Forshmak with meat
6 servings
60 minutes
Meat forshmak is a harmony of German cuisine that combines rich meat notes with the delicate texture of a baked dish. Historically, forshmak traces back to the culinary traditions of Eastern Europe, where it was a nutritious fish appetizer. However, the meat version gives it heartiness and depth of flavor, turning it into a full-fledged dish. The baked mixture of beef, potatoes, sautéed onions, and butter enriched with herring aroma and cheese topping creates an exquisite combination. The slight acidity of the sour cream sauce with tomato emphasizes the multilayered taste, making forshmak an ideal dish for cozy family evenings or festive gatherings. Its velvety consistency and rich flavor unfold with each bite, leaving a pleasant aftertaste of home comfort.

1
Pass boiled or fried beef, veal, or lamb, and previously soaked, skinned, and boned herring through a meat grinder with a fine mesh.
- Beef: 250 g
- Fish: 0.5 piece
2
Then mash the boiled potatoes with a wooden pestle, mixing them with fried onions in oil.
- Potato: 3 pieces
- Onion: 1 piece
3
Combine everything in a bowl, mix thoroughly, add flour, softened butter, sour cream, and pass the mixture through a meat grinder again.

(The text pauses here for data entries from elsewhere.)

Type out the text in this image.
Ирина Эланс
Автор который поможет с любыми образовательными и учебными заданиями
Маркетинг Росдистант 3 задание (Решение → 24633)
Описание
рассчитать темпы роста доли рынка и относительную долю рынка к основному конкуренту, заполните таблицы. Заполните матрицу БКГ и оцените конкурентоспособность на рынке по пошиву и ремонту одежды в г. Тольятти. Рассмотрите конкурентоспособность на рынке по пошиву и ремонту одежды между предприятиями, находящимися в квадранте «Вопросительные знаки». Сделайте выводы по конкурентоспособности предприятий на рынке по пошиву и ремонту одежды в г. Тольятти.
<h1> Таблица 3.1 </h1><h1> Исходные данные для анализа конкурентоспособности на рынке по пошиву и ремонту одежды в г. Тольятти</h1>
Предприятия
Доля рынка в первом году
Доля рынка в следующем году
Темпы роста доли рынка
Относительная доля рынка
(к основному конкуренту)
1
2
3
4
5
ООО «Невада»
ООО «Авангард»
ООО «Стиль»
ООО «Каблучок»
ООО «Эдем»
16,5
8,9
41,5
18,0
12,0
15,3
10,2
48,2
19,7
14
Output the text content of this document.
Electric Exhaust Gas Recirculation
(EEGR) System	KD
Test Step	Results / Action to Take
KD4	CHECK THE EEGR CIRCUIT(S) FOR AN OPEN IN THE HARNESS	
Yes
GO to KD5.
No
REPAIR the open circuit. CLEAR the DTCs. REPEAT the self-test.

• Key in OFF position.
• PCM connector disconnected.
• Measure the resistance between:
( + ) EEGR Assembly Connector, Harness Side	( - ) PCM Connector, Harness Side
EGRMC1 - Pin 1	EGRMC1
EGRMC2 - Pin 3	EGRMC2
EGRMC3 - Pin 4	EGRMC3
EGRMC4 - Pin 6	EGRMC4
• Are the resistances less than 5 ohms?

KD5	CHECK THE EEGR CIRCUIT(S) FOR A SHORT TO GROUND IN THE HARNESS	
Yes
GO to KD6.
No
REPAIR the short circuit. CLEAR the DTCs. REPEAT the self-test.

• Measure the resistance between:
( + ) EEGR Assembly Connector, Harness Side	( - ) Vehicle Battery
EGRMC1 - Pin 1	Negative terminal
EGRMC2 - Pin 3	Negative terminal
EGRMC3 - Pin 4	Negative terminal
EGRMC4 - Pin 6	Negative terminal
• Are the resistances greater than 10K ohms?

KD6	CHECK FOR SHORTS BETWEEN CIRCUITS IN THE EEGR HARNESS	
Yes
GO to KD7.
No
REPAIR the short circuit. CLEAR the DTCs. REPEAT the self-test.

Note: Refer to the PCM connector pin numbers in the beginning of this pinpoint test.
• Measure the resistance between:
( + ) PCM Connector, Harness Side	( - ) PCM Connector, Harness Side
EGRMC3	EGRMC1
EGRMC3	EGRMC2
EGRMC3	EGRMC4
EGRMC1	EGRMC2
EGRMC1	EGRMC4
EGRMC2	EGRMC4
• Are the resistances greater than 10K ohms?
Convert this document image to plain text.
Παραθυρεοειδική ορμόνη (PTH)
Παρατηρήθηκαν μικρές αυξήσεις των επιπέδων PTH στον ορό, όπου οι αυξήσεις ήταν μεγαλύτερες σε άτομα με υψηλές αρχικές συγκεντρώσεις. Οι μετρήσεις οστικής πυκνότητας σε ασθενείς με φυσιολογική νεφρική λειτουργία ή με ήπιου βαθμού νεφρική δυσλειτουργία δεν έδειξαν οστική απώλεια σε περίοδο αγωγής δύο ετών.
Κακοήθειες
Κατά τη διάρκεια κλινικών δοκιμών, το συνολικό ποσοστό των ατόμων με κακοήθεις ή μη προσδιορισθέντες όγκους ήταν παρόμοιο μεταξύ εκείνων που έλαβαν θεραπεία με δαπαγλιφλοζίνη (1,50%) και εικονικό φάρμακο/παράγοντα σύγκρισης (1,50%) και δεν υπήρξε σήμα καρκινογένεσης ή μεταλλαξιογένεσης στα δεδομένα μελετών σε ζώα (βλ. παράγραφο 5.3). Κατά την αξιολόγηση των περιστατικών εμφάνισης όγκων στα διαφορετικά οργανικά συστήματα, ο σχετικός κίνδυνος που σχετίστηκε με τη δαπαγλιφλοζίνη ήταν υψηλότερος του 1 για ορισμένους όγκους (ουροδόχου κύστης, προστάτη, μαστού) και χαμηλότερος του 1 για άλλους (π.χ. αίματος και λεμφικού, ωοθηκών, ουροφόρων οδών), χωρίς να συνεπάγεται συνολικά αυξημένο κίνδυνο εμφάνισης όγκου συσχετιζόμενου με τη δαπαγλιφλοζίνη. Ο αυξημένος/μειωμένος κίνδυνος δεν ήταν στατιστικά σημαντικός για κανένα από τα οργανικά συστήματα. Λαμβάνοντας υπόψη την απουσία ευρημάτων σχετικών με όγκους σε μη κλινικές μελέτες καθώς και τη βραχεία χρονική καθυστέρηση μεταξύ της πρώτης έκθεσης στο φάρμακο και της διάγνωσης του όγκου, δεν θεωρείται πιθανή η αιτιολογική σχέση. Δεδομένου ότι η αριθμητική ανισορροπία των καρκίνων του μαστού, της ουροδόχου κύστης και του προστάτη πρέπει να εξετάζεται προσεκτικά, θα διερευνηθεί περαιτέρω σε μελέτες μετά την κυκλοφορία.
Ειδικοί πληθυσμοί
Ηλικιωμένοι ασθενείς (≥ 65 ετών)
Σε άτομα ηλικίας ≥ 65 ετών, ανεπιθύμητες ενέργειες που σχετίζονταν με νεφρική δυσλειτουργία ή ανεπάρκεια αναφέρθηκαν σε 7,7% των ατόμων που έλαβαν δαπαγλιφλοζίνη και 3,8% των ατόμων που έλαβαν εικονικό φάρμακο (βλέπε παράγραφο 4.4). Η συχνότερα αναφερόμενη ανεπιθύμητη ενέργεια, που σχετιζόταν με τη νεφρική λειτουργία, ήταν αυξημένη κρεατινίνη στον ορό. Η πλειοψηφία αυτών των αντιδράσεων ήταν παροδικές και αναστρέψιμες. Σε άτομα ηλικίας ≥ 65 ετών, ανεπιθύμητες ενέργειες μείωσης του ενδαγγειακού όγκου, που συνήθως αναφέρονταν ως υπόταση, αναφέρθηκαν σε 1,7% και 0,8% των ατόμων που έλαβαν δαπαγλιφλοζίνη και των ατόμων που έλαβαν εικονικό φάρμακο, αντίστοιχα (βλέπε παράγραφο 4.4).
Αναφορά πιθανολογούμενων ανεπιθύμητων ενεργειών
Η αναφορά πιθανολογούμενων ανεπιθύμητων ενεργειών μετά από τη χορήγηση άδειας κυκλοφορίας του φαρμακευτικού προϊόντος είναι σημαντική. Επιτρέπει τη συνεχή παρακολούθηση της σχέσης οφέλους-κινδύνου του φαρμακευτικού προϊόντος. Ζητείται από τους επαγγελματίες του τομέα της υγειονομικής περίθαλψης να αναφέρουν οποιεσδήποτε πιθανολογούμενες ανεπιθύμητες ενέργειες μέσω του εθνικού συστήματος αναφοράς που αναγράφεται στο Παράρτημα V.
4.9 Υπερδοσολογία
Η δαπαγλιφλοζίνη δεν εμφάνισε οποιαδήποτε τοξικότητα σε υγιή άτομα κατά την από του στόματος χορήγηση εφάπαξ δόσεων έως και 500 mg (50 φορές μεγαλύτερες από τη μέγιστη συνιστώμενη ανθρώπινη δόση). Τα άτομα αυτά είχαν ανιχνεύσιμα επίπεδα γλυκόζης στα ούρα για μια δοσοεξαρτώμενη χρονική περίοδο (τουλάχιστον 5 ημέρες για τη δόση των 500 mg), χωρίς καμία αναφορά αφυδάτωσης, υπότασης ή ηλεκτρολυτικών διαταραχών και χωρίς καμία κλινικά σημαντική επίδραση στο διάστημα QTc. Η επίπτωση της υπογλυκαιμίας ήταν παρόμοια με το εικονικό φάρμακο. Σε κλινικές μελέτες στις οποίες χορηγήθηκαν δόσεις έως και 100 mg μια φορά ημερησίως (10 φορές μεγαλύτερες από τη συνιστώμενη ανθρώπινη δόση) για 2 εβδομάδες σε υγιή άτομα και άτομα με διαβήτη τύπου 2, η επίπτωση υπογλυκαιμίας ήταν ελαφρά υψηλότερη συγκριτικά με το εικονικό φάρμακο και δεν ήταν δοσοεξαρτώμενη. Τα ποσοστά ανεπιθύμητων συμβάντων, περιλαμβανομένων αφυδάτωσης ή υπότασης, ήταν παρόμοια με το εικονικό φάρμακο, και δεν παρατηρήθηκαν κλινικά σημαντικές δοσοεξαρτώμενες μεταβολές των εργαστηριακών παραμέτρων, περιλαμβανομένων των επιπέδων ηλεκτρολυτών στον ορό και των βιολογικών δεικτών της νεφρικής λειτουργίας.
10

- Wheat flour: 2 tablespoons
- Butter: 2 tablespoons
- Sour cream: 3 tablespoons
4
After that, add raw egg yolks, salt, and pepper to taste and mix; gently fold in the whipped egg whites, transfer to a greased pan, smooth the surface, sprinkle with grated cheese, drizzle with oil, and bake in the oven for 30-40 minutes.
- Chicken egg: 3 pieces
- Vegetable oil: 2 tablespoons
- Cheese: 50 g
5
Once the forshmak separates from the sides of the pan, it can be considered ready. Place the forshmak on a plate and drizzle a small amount of sour cream sauce with tomato on top. Serve the same sauce separately in a sauceboat.